В этот яркий момент прозрения и неожиданного понимания счастья он совершенно отринул свои обычные претензии к жизни и к человечеству. Он больше не чувствовал пустоты. Привычная скука вдруг отступила, и все, что казалось ему банальным и плоским, обрело новый смысл. Друзья, празднование Нового года, чужие докучные дети, по поводу которых надо говорить дежурные комплименты их туповатым родителям, слащавое отношение к старикам – все, что обычно его тяготило и от чего он всегда бежал как черт от ладана, в крайнем случае соглашаясь лишь делать вид нормального человека, – все это перестало его раздражать, и он почувствовал, что может, что он готов примириться с этим, и все это не только не будет вызывать в нем привычной желчи, но даже наоборот, заполнит его пустоты, и он перестанет ощущать себя наполовину сдувшейся оболочкой подбитого дирижабля.
В подъезде дома, где жил Петр, Филе снова пришлось взять пса на руки. Тот едва смог взобраться по обледеневшей бетонной лестнице и, проковыляв следом за Филей в подъезд, сразу улегся на пол. О том, что пес лег, Филиппов догадался, перестав слышать постукивание когтей по кафелю.
– Ну, чего ты, братишка? – пробормотал он, склоняясь над псом и чиркая зажигалкой. – Не сдавайся, немного осталось. Мы уже почти дома.

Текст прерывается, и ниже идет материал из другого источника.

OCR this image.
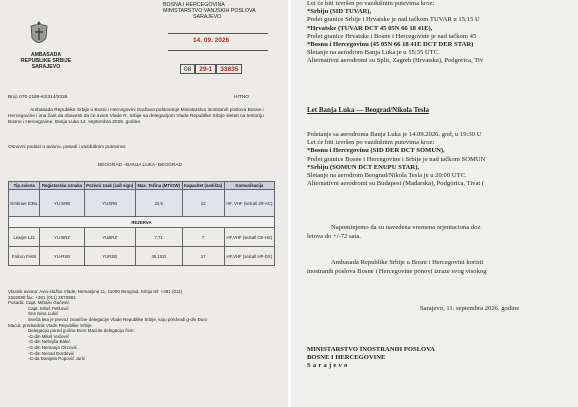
AMBASADA
REPUBLIKE SRBIJE
SARAJEVO
BOSNA I HERCEGOVINA
MINISTARSTVO VANJSKIH POSLOVA
SARAJEVO
14. 09. 2026
08	29-1	33835
Broj: 070-2189-KS314/2026	HITNO
Ambasada Republike Srbije u Bosni i Hercegovini izražava poštovanje Ministarstvu inostranih poslova Bosne i Hercegovine i ima čast da obavesti da će avion Vlade R. Srbije sa delegacijom Vlade Republike Srbije sletati na teritoriju Bosne i Hercegovine, Banja Luka 14. septembra 2026. godine.
Osnovni podaci o avionu, posadi i vazdušnim putevima:
BEOGRAD –BANJA LUKA- BEOGRAD
Tip aviona	Registarska oznaka	Pozivni znak (call sign)	Max. Težina (MT/OW)	Kapacitet (sedišta)	Komunikacija
Embraer E35L	YU-SRB	YUSRB	22,5	13	HF, VHF (selcall JR-AC)
REZERVA					
Learjet L31	YU-BRZ	YUBRZ	7,71	7	HF,VHF (selcall CE-HS)
Falcon FA6X	YU-RSB	YURSB	35,153t	17	HF,VHF (selcall HP-DS)
Vlasnik aviona: Avio-služba Vlade, Nemanjina 11, 11000 Beograd, Srbija tel: +381 (011)
2602890 fax: +381 (011) 2673992.
Posada: Capt. Mihailo Gačević
Capt. Miloš Petković
Sne Nina Lukić
Sveča leta je prevoz zvanične delegacije Vlade Republike Srbije, koju predvodi g-din Đuro
Macut, predsednik Vlade Republike Srbije.
Delegaciju pored g-dina Đure Macuta delegaciju čine:
-G-din Miloš Vučević
-G-din Nebojša Bakić
-G-din Nemanja Okcović
-G-din Nenad Đorđević
-G-da Danijela Popović Jurić
Let će biti izvršen po vazdušnim putevima kroz:
*Srbiju (SID TUVAR),
Prelet granice Srbije i Hrvatske je nad tačkom TUVAR u 15:15 U
*Hrvatske (TUVAR DCT 45 05N 66 18 41E),
Prelet granice Hrvatske i Bosne i Hercegovine je nad tačkom 45
*Bosnu i Hercegovinu (45 05N 66 18 41E DCT DER STAR)
Sletanje na aerodrom Banja Luka je u 15:35 UTC.
Alternativni aerodromi su Split, Zagreb (Hrvatska), Podgorica, Tiv
Let Banja Luka — Beograd/Nikola Tesla
Poletanje sa aerodroma Banja Luka je 14.09.2026. god, u 19:30 U
Let će biti izvršen po vazdušnim putevima kroz:
*Bosnu i Hercegovinu (SID DER DCT SOMUN),
Prelet granice Bosne i Hercegovine i Srbije je nad tačkom SOMUN
*Srbiju (SOMUN DCT ENUPU STAR),
Sletanje na aerodrom Beograd/Nikola Tesla je u 20:00 UTC.
Alternativni aerodromi su Budapest (Mađarska), Podgorica, Tivat (
Napominjemo da su navedena vremena orjentaciona doz
letova do +/-72 sata.
Ambasada Republike Srbije u Bosni i Hercegovini koristi
inostranih poslova Bosne i Hercegovine ponovi izraze svog visokog
Sarajevo, 11. septembra 2026. godine
MINISTARSTVO INOSTRANIH POSLOVA
BOSNE I HERCEGOVINE
Sarajevo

Пес виновато стукнул по полу хвостом и опустил голову на передние лапы. На третий этаж подниматься пришлось в полной темноте. Филя натыкался на вездесущие картофельные ящики, цеплялся ватником за перила, но собаку из рук не выпускал. Остановившись рядом с дверью в квартиру Петра, он секунду помедлил, потому что не был уверен, та ли перед ним дверь, затем два раза стукнул в нее ногой и прислушался.
– Только бы дома, – шепнул Филя собаке. – Только бы не уехал…
За дверью послышались твердые, уверенные шаги.
– Слава богу… Сейчас…
Дверь открылась, и на пороге засияла фигура Петра с огромной, очевидно сувенирной свечой в руке.
– Петя… – проговорил Филиппов. – Мы замерзли… Пусти нас.
Тот молча смотрел на Филю, на его торчавшее из-под засаленного ватника пальто, на пса у него в руках, на ожоги.
– Я сам прилетел… – продолжал Филя. – Сам хотел все рассказать… Понимаешь, им не нужен для этого спектакля художник… Они хотят меня одного.